Our research is focused on the discovery and development of correctors / potentiators that promote trafficking of F508del-CFTR (the most common defect observed in CF) to the plasma membrane and restore its function. This therapy would be expected to radically alter the course of the disease in CF. Restoration of the appropriate level of ion transport early in life would be expected to prevent the development of the observed vicious cycle of altered airway secretions, pulmonary inflammation, bacterial infection, and the development of bronchiectasis and subsequent respiratory failure. This therapy would be expected to significantly decrease respiratory morbidity and improve the quality of life and subsequent life expectancy of CF patients.
Our collaboration agreement grants research rights to the compounds that we jointly developed.

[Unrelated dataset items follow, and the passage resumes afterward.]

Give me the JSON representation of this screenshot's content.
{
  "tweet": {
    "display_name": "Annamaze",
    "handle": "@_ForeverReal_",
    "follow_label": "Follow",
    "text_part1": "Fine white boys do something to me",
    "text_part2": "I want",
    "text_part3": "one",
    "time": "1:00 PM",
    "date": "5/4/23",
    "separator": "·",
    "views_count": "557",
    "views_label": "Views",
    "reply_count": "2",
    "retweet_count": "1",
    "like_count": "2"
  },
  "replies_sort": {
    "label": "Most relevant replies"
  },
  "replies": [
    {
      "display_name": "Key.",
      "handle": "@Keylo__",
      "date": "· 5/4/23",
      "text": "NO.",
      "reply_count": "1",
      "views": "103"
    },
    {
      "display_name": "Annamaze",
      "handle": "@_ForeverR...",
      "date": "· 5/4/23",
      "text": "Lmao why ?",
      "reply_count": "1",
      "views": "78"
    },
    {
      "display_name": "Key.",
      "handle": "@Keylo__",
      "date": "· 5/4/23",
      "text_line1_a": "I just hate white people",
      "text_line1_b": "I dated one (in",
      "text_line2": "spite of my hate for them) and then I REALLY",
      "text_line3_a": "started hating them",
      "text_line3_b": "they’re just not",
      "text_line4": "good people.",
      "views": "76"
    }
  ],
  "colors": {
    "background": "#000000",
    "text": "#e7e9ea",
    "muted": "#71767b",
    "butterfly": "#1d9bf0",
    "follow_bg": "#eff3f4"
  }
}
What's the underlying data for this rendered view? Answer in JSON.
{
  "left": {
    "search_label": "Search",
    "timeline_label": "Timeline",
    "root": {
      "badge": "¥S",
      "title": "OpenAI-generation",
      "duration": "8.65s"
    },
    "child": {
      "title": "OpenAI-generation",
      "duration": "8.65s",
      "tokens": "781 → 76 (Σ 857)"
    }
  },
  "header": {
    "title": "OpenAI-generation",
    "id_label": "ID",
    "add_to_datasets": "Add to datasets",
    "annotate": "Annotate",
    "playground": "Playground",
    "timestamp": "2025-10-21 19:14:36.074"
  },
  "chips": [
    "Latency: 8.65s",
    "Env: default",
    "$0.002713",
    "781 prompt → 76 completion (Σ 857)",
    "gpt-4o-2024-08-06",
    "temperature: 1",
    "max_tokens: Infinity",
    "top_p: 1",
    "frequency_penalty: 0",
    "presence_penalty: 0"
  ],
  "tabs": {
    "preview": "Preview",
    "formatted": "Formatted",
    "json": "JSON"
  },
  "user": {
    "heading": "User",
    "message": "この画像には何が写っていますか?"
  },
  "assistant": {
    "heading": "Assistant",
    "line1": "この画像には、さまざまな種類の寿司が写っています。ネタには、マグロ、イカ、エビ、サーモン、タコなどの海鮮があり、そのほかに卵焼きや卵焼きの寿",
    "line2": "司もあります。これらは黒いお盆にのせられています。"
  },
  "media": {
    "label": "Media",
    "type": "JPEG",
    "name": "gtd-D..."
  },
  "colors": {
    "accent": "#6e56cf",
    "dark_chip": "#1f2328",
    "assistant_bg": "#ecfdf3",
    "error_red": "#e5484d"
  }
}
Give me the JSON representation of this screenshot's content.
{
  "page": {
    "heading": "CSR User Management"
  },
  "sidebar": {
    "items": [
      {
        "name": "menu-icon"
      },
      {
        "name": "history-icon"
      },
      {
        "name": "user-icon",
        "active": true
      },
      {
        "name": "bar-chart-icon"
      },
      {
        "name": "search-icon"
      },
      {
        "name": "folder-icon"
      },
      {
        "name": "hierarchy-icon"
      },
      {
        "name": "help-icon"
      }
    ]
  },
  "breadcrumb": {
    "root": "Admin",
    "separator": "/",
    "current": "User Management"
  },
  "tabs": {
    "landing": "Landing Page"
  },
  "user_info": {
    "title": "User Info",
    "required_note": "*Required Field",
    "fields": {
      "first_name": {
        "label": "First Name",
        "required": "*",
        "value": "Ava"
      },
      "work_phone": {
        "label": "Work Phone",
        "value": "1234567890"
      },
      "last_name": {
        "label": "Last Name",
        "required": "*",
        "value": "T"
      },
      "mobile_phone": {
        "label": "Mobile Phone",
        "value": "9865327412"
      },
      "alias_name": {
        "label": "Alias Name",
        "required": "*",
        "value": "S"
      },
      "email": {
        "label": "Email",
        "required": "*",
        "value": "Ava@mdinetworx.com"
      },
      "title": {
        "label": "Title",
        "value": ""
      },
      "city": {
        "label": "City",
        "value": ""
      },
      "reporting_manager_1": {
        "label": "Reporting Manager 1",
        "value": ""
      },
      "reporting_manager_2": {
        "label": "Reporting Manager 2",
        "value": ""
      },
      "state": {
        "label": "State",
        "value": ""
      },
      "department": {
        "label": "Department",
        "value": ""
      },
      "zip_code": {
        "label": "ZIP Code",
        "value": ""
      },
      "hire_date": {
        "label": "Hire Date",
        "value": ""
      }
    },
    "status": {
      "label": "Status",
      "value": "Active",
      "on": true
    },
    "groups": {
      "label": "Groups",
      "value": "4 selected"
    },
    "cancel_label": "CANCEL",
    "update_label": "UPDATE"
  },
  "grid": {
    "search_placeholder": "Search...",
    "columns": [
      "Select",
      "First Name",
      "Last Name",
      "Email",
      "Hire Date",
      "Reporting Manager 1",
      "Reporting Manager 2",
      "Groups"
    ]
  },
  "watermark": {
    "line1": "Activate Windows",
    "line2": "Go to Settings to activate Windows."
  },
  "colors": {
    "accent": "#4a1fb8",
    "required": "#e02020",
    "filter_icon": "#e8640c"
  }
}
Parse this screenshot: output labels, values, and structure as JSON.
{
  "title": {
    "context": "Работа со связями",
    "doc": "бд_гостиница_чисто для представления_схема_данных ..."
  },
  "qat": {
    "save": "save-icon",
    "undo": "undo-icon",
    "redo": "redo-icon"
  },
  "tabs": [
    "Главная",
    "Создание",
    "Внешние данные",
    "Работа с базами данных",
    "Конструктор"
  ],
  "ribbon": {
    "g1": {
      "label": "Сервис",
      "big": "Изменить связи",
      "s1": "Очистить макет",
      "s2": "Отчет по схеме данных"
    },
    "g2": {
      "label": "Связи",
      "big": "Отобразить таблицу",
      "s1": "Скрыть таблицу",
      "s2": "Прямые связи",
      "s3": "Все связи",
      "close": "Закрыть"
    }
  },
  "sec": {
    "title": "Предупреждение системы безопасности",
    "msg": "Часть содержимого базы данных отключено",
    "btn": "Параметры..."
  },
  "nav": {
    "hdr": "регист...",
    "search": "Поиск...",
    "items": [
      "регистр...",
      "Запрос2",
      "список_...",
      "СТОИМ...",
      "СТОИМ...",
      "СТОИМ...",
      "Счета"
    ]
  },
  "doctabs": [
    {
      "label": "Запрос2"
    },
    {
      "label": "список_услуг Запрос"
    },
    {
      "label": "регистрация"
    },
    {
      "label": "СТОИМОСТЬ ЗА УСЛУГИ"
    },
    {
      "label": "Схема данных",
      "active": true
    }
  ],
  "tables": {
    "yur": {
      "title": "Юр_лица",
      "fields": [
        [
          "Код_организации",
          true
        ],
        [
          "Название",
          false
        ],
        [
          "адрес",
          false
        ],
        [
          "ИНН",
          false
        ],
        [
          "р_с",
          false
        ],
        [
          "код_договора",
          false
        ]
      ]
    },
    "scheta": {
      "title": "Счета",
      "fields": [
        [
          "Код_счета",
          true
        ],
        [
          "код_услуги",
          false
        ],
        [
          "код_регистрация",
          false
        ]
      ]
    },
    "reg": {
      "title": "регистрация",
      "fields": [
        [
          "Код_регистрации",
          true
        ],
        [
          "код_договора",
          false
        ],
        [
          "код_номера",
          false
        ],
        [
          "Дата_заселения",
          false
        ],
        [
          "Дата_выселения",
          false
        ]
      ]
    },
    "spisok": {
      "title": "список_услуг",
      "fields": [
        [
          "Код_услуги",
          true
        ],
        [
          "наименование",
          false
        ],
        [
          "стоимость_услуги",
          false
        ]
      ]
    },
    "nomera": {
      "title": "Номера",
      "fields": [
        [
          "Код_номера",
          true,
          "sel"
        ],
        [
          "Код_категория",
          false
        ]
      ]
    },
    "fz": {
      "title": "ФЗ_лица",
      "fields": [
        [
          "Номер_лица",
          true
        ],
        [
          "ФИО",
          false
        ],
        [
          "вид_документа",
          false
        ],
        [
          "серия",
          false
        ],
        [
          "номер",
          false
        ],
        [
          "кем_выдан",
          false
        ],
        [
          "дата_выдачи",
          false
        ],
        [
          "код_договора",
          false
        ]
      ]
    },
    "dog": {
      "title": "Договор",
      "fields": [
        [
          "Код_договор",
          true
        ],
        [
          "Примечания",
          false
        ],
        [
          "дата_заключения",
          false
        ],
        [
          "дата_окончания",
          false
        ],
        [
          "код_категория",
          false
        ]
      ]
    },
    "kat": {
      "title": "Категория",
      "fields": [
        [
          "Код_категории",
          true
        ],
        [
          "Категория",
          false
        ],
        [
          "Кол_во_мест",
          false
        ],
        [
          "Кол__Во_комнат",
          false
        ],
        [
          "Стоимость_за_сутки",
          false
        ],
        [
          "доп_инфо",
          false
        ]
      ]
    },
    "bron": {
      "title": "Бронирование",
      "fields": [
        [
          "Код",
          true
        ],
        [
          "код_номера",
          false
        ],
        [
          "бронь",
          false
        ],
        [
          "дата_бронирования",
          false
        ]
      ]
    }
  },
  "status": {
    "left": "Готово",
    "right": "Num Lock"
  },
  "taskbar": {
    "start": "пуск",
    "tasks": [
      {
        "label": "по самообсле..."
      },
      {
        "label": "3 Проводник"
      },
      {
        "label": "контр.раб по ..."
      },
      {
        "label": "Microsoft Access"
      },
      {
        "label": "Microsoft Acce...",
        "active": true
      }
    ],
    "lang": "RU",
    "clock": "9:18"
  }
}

They represent an important advance in the development of an effective corrector therapy (compounds that correct the trafficking defect of the most frequent mutation Fdel508-CFTR for Cystic Fibrosis) and potentiators (compounds that activate CFTR).
The Hanrahan and Thomas groups are the founders of the McGill University Cystic Fibrosis Translational Research centre (CFTRc) and Traffick Therapeutics Inc. Their team has considerable research experience in Cystic Fibrosis and are committed to working on the development of a therapy for CF. The CFTRc has benefitted from substantial investment from the Canada Foundation for Innovation and has sophisticated robotics, automated patch clamp, high throughput resources.